I return to this place often because of the simple love of place that southerners of all people know so well. But my trip this time had the added benefit of meeting up with my cousins—that’s our group picture at the top, taken on the front steps of the church following the service.
Aunt Judy was the second-oldest of five siblings and had two daughters. Her older sister has four sons. My father is next in line, and he has three sons. His younger brother Ben has two sons and a daughter. The youngest brother, Vandy, has Down’s Syndrome and never married. Altogether there are twelve first cousins (my youngest brother was sick the day of the funeral and isn’t in the picture).

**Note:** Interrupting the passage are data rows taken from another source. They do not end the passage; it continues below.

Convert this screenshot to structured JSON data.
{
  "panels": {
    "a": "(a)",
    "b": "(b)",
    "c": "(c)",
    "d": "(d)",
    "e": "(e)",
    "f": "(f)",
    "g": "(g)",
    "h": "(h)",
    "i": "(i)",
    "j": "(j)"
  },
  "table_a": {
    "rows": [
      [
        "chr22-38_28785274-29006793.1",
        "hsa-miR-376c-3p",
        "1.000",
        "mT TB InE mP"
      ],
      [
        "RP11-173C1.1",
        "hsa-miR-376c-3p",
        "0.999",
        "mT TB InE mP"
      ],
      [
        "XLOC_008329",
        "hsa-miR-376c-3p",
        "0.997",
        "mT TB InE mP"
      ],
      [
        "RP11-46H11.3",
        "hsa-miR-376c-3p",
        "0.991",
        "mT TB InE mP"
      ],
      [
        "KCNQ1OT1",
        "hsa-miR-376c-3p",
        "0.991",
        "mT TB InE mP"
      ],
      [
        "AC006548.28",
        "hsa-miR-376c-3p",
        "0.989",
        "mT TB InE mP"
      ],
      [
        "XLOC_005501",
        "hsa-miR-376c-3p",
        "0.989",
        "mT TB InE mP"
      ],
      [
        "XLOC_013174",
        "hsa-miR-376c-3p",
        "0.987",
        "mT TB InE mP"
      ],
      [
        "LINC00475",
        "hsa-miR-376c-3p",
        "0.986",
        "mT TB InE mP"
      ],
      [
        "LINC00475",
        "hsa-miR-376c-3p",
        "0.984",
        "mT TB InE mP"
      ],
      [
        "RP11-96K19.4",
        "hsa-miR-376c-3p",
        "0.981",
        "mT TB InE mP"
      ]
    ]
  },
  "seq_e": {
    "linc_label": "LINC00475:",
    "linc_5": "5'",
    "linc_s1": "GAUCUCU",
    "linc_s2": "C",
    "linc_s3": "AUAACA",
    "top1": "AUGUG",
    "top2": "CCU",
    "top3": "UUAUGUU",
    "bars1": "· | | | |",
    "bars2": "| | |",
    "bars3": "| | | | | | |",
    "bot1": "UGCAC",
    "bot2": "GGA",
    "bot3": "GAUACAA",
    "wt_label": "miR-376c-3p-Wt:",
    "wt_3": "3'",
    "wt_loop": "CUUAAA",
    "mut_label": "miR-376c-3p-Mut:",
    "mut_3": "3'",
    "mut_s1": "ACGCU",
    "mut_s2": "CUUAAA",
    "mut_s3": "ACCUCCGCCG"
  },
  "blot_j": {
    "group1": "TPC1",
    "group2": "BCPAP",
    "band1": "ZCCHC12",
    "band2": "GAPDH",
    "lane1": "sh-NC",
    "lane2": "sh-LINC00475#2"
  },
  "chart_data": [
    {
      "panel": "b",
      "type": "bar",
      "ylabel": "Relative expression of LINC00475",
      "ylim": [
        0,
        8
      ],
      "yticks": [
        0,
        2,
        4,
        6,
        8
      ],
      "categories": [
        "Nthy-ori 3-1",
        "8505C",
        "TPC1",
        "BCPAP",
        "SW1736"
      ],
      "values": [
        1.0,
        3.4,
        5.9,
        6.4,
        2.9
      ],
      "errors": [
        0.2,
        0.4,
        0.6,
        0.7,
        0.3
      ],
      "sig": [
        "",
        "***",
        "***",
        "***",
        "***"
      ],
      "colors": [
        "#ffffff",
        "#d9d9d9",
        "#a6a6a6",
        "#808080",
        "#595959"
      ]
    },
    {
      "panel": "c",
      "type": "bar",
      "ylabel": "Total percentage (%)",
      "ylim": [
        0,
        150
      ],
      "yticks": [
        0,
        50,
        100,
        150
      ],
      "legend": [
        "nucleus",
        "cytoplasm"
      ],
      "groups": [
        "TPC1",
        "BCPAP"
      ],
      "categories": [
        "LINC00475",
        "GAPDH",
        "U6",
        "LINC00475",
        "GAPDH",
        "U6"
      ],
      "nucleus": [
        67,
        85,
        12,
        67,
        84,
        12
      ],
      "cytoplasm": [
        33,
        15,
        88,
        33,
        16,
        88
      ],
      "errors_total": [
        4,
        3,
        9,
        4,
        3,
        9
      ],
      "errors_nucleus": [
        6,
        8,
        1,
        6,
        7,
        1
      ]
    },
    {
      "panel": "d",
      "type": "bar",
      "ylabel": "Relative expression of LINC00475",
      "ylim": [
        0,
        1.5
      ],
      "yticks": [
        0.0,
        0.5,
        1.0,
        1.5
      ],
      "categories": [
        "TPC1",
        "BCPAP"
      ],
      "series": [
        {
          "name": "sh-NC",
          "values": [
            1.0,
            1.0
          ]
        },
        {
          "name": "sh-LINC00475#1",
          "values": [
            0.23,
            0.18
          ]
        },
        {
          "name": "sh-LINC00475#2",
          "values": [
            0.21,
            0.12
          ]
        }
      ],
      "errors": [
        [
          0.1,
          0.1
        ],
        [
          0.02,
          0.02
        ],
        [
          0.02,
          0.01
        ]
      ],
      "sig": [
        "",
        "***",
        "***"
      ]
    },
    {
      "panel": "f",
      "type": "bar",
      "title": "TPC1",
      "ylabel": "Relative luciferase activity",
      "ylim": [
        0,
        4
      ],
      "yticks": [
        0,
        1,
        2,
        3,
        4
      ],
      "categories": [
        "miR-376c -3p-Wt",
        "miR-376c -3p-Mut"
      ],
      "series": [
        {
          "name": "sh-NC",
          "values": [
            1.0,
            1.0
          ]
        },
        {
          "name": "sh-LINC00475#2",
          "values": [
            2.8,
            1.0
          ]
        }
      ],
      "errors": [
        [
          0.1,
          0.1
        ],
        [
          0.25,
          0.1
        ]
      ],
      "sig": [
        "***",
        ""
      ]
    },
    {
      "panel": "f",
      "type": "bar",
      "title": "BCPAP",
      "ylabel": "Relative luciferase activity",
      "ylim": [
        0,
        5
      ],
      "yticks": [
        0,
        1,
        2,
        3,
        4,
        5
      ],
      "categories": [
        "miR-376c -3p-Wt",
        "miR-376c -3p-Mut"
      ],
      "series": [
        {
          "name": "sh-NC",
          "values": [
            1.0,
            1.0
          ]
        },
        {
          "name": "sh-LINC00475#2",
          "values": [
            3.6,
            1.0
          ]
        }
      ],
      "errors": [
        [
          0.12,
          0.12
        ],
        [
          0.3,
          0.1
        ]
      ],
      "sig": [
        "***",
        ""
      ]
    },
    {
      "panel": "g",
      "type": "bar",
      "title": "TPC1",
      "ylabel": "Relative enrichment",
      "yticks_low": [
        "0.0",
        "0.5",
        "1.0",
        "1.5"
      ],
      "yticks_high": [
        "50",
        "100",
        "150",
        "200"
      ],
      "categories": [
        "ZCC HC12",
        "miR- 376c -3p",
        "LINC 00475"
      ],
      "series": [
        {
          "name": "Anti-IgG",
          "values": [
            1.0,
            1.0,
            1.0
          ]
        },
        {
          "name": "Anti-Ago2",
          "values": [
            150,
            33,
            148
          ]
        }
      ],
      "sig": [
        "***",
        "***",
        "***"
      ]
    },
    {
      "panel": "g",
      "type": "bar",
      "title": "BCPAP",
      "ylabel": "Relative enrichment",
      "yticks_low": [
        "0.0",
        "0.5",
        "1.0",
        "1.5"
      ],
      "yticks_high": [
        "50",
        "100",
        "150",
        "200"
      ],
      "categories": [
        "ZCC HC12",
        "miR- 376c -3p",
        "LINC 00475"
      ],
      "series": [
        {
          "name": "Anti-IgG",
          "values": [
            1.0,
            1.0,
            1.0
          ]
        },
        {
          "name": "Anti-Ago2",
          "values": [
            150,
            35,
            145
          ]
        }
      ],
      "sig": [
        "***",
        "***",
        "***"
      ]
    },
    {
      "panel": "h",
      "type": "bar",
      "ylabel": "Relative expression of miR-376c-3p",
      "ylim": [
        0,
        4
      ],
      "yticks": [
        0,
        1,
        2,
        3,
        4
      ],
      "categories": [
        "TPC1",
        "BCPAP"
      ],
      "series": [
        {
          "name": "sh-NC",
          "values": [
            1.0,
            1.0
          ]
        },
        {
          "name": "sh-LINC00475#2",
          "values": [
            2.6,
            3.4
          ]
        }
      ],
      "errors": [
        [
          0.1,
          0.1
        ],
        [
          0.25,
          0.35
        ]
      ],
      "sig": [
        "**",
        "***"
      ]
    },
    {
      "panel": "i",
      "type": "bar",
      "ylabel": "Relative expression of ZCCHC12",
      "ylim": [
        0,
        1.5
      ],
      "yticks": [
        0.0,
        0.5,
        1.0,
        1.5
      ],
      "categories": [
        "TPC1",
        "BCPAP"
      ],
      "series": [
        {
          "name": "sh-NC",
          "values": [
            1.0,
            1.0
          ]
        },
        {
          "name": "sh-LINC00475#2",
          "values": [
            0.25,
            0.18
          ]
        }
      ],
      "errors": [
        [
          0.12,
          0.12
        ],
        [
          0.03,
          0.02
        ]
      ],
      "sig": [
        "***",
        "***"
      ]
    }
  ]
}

We’re all middle-aged now and to a person have done well. Wes just retired after a long career as a dentist. Pat is a tenured professor at the University of Alabama. Gary has done very well at Georgia Power Company. Jeff just took early retirement after years working as a negotiator for the health care industry. Rick is a vice-president for a national trucking firm. In fact, looking at the group of people in the picture, all of us would say we’ve had fortunate lives.
We don’t see each other very often but when we do it doesn’t take long to re-connect. Our conversation doesn’t revolve much around our professional lives—that’s the furthest thing from our minds. We talk instead about shared memories from our childhoods. Like holiday get-togethers when we’d stand in a circle and throw lit firecrackers at each other’s feet to see who would flinch first. Or touch football games played in the street where we had to dodge passing cars. Or Christmas dinners together. The experiences we had decades ago that didn’t so much form the relationships we enjoy today as they confirmed the deeper family connection we already had.
We talk also about our own families. What our kids are doing. Who they married. How many children they have. Where they live. The connection between us is always a wonder to me and continues to remind me of the enduring strength of the family. The generations behind us make us what we are and set the stage for the generations to come. Past flows into present, and the family we were effortlessly becomes the family we are.
The Bible doesn’t teach that the family is eternal. In the life to come, Jesus says, all the relationships we enjoy on earth will give way to a greater fulfillment. But family this side of heaven is a blessing that transcends generations.